Sonuç olarak ilk 6 ay sonunda 350-400 bin adetlik pazar öngörüleri bugün itibariyle resmi olarak 450-500 bin adede çıkmış durumda. Bazı markalar ki ellerinde yeterli stoku olanlar 520 bin adetlerden bile bahsediyor. Sonuç olarak 520 bin adet bile olsa yüzde 35 daralan 2018'e göre yine önemli bir kayıp yaşanacağı ortada. Asıl belirsiz olan 2020 yılı. Bir taraftan hurda teşvikinin yıl sonunda bitecek olması, diğer taraftan MTV fiyatlarının yüzde 23'e yakın artması ve yeni model fiyat farkları, 2020'de otomobil sahibi olmayı daha da zorlaştıracak. Bu noktada sektör kadar hükümet de kaybediyor. Çünkü vergi gelirleri ciddi şekilde azalıyor.

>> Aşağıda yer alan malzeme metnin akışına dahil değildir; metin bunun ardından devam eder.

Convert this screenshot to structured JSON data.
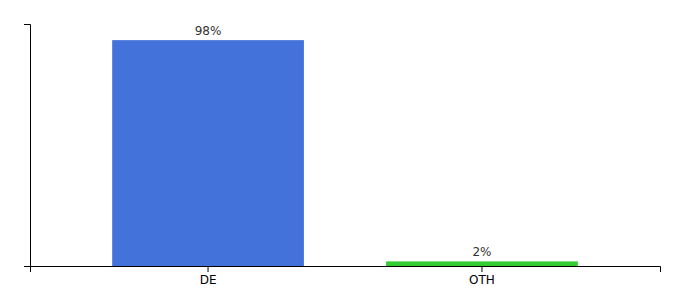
{
  "chart_data": {
    "type": "bar",
    "categories": [
      "DE",
      "OTH"
    ],
    "values": [
      98,
      2
    ],
    "value_labels": [
      "98%",
      "2%"
    ],
    "colors": [
      "#4472db",
      "#33cc33"
    ],
    "ylim": [
      0,
      105
    ],
    "yticks": [],
    "data_labels": true,
    "tick_labels": "x"
  }
}
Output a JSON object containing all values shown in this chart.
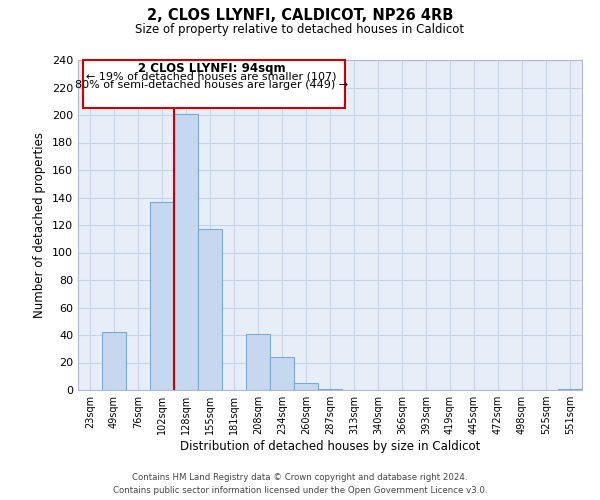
{
  "title": "2, CLOS LLYNFI, CALDICOT, NP26 4RB",
  "subtitle": "Size of property relative to detached houses in Caldicot",
  "xlabel": "Distribution of detached houses by size in Caldicot",
  "ylabel": "Number of detached properties",
  "bar_labels": [
    "23sqm",
    "49sqm",
    "76sqm",
    "102sqm",
    "128sqm",
    "155sqm",
    "181sqm",
    "208sqm",
    "234sqm",
    "260sqm",
    "287sqm",
    "313sqm",
    "340sqm",
    "366sqm",
    "393sqm",
    "419sqm",
    "445sqm",
    "472sqm",
    "498sqm",
    "525sqm",
    "551sqm"
  ],
  "bar_values": [
    0,
    42,
    0,
    137,
    201,
    117,
    0,
    41,
    24,
    5,
    1,
    0,
    0,
    0,
    0,
    0,
    0,
    0,
    0,
    0,
    1
  ],
  "bar_color": "#c5d8f0",
  "bar_edge_color": "#7aaad4",
  "vline_color": "#cc0000",
  "annotation_text_line1": "2 CLOS LLYNFI: 94sqm",
  "annotation_text_line2": "← 19% of detached houses are smaller (107)",
  "annotation_text_line3": "80% of semi-detached houses are larger (449) →",
  "ylim": [
    0,
    240
  ],
  "yticks": [
    0,
    20,
    40,
    60,
    80,
    100,
    120,
    140,
    160,
    180,
    200,
    220,
    240
  ],
  "footer_line1": "Contains HM Land Registry data © Crown copyright and database right 2024.",
  "footer_line2": "Contains public sector information licensed under the Open Government Licence v3.0.",
  "background_color": "#ffffff",
  "grid_color": "#c8d4e8"
}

İşte o yüzden Türkiye'de otomotiv sektörü için tüm paydaşların yer alacağı yeni bir yol haritası çizilmeli. Bu harita içinde dünya ile uyumlu yeni vergi sistemi, yeni teşvik uygulamaları, yatırımların önünü açacak fırsatlar yer almalı. Çünkü otomotiv her gün değişen parametrelerle ekonominin lokomotifi olmayı uzun süre sürdüremez.

Benden söylemesi...

Not: Haftaya Bursa'nın otomotiv sektöründeki etkisini kaleme alacağım.